RE: [IndexedDB] Spec changes for international language support from Pablo Castro on 2011-03-18 (public-webapps@w3.org from January to March 2011)

From: Pablo Castro <Pablo.Castro@microsoft.com>
Date: Fri, 18 Mar 2011 19:29:15 +0000
To: Keean Schupke <keean@fry-it.com>, Jonas Sicking <jonas@sicking.cc>
CC: Jungshik Shin <jshin@chromium.org>, Bjoern Hoehrmann <derhoermi@gmx.net>, public-webapps WG <public-webapps@w3.org>
Message-ID: <F108E2F6BA743C4696146F0B7111C2610B611D@TK5EX14MBXC245.redmond.corp.microsoft.co>
From: keean.schupke@googlemail.com [mailto:keean.schupke@googlemail.com] On Behalf Of Keean Schupke
Sent: Friday, March 18, 2011 1:53 AM

>> See my proposal in another thread. The basic idea is to copy BDB. Have a primary index that is based on an integer, something primitive and fast. Allow secondary indexes which use a callback to generate a binary index key. IDB shifts the complexity out into a library. Common use cases can be provided (a hash of all fields in the object, internationalised bidirectional lexicographic etc...), but the user is free to write their own for less usual cases (for example indexing by the last word in a name string to order by surname).

I agree with Jeremy's comments on the other thread for this. Having the callback mechanism definitely sounds interesting but there are a ton of common cases that we can solve by just taking a language identifier, I'm not sure we want to make people work hard to get something that's already supported in most systems. The idea of having a callback to compute the index value feels incremental to this, so we could take on it later on without disrupting the explicit international collation stuff.
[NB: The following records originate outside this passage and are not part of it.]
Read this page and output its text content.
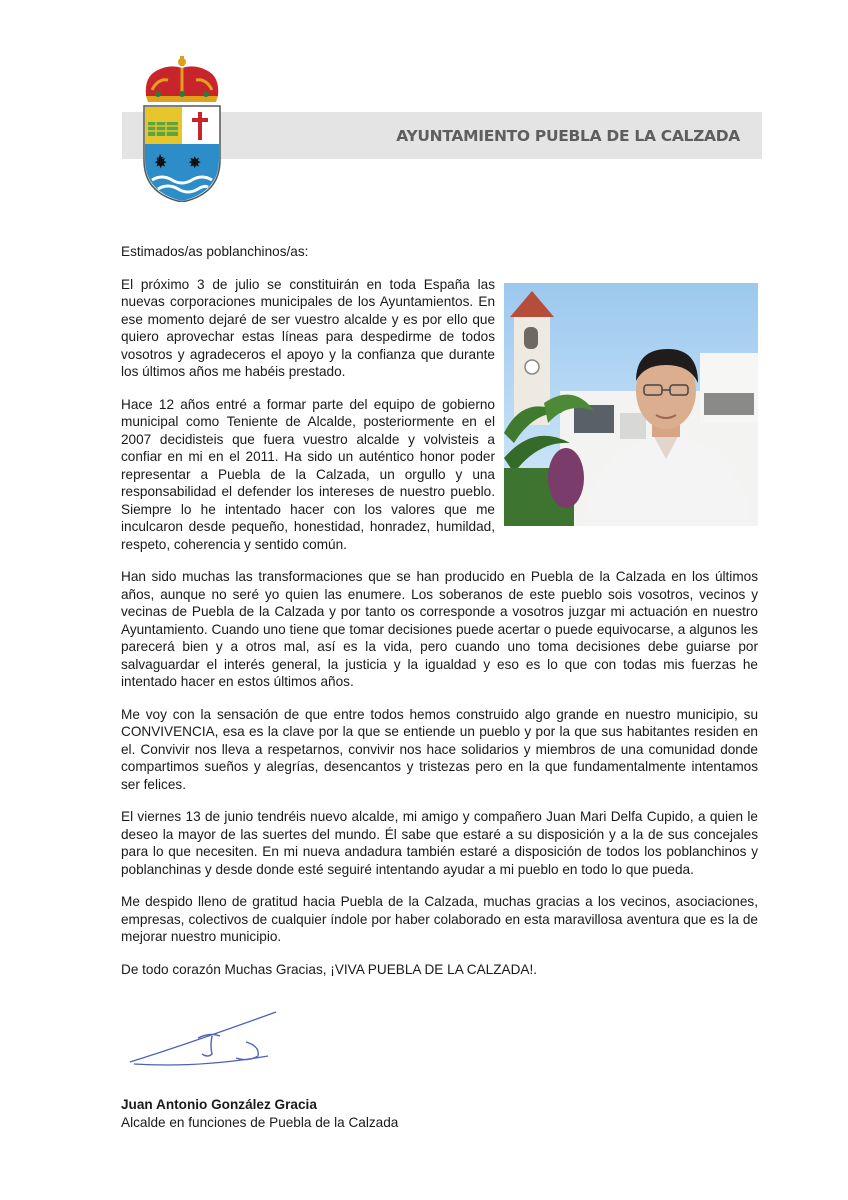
AYUNTAMIENTO PUEBLA DE LA CALZADA
✸ ✸

Estimados/as poblanchinos/as:

El próximo 3 de julio se constituirán en toda España las nuevas corporaciones municipales de los Ayuntamientos. En ese momento dejaré de ser vuestro alcalde y es por ello que quiero aprovechar estas líneas para despedirme de todos vosotros y agradeceros el apoyo y la confianza que durante los últimos años me habéis prestado.

Hace 12 años entré a formar parte del equipo de gobierno municipal como Teniente de Alcalde, posteriormente en el 2007 decidisteis que fuera vuestro alcalde y volvisteis a confiar en mi en el 2011. Ha sido un auténtico honor poder representar a Puebla de la Calzada, un orgullo y una responsabilidad el defender los intereses de nuestro pueblo. Siempre lo he intentado hacer con los valores que me inculcaron desde pequeño, honestidad, honradez, humildad, respeto, coherencia y sentido común.

Han sido muchas las transformaciones que se han producido en Puebla de la Calzada en los últimos años, aunque no seré yo quien las enumere. Los soberanos de este pueblo sois vosotros, vecinos y vecinas de Puebla de la Calzada y por tanto os corresponde a vosotros juzgar mi actuación en nuestro Ayuntamiento. Cuando uno tiene que tomar decisiones puede acertar o puede equivocarse, a algunos les parecerá bien y a otros mal, así es la vida, pero cuando uno toma decisiones debe guiarse por salvaguardar el interés general, la justicia y la igualdad y eso es lo que con todas mis fuerzas he intentado hacer en estos últimos años.

Me voy con la sensación de que entre todos hemos construido algo grande en nuestro municipio, su CONVIVENCIA, esa es la clave por la que se entiende un pueblo y por la que sus habitantes residen en el. Convivir nos lleva a respetarnos, convivir nos hace solidarios y miembros de una comunidad donde compartimos sueños y alegrías, desencantos y tristezas pero en la que fundamentalmente intentamos ser felices.

El viernes 13 de junio tendréis nuevo alcalde, mi amigo y compañero Juan Mari Delfa Cupido, a quien le deseo la mayor de las suertes del mundo. Él sabe que estaré a su disposición y a la de sus concejales para lo que necesiten. En mi nueva andadura también estaré a disposición de todos los poblanchinos y poblanchinas y desde donde esté seguiré intentando ayudar a mi pueblo en todo lo que pueda.

Me despido lleno de gratitud hacia Puebla de la Calzada, muchas gracias a los vecinos, asociaciones, empresas, colectivos de cualquier índole por haber colaborado en esta maravillosa aventura que es la de mejorar nuestro municipio.

De todo corazón Muchas Gracias, ¡VIVA PUEBLA DE LA CALZADA!.

Juan Antonio González Gracia
Alcalde en funciones de Puebla de la Calzada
>> On 18 March 2011 02:19, Jonas Sicking <jonas@sicking.cc> wrote:
>> 2011/3/17 Pablo Castro <Pablo.Castro@microsoft.com>:
>> >
>> > From: Jonas Sicking [mailto:jonas@sicking.cc]
>> > Sent: Tuesday, March 08, 2011 1:11 PM
>> >
>> >>> All in all, is there anything preventing adding the API Pablo suggests
>> >>> in this thread to the IndexedDB spec drafts?
>> >
>> > I wanted to propose a couple of specific tweaks to the initial proposal and then unless I hear pushback start editing this into the spec.
>> >
>> > From reading the details on this thread I'm starting to realize that per-database collations won't do it. What did it for me was the example that has a fuzzier matching mode (case/accent insensitive). This is exactly the kind of index I would want to sort people's names in my address book, but most likely not the index I'll want to use for my primary key.
>> >
>> > Refactoring the API to accommodate for this would mean to move the setCollation() method and the collation property to the object store and index objects. If we were willing to live without the ability to change them we could take collation as one of the optional parameters to createObjectStore()/createIndex() and reduce a bit of surface area...
>> Unfortunately I think you bring up good use cases for
>> per-objectStore/index collations. It's definitely tempting to just add
>> it as a optional parameter to createObjectStore/createIndex. The
>> downside is obviously pushing more complexity onto web developers.
>> Complexity which will be duplicated across sites.
>>
>> However there is another problem to consider here. Can switching
>> collation on a objectStore or a unique index can affect its validity?
>> I.e. if you switch from a case sensitive to a case insensitive
>> collation, does that mean that if you have two entries with the
>> primary keys "Sweden" and "sweden" they collide and thus the change of
>> collation must result in an error (or aborted transaction)?
>>
>> I do seem to recall that there are ways to do at least case
>> sensitivity such that you generally don't take case into account when
>> sorting, unless two entries are exactly the same, in which case you do
>> look at casing to differentiate them. However I don't really know a
>> whole lot about this and so defer to people that know
>> internationalization better.

This is a good point. It makes me lean toward not allowing changing the collation of an index or store. That means we could just have an optional parameter (in the generic parameter object thingy we have now) on createObjectStore and createIndex that indicates the collation name. It seems minimally disruptive, it doesn't tax people that don't care about it, and since there is no setCollation we don't have the problem of not being able to re-index the data.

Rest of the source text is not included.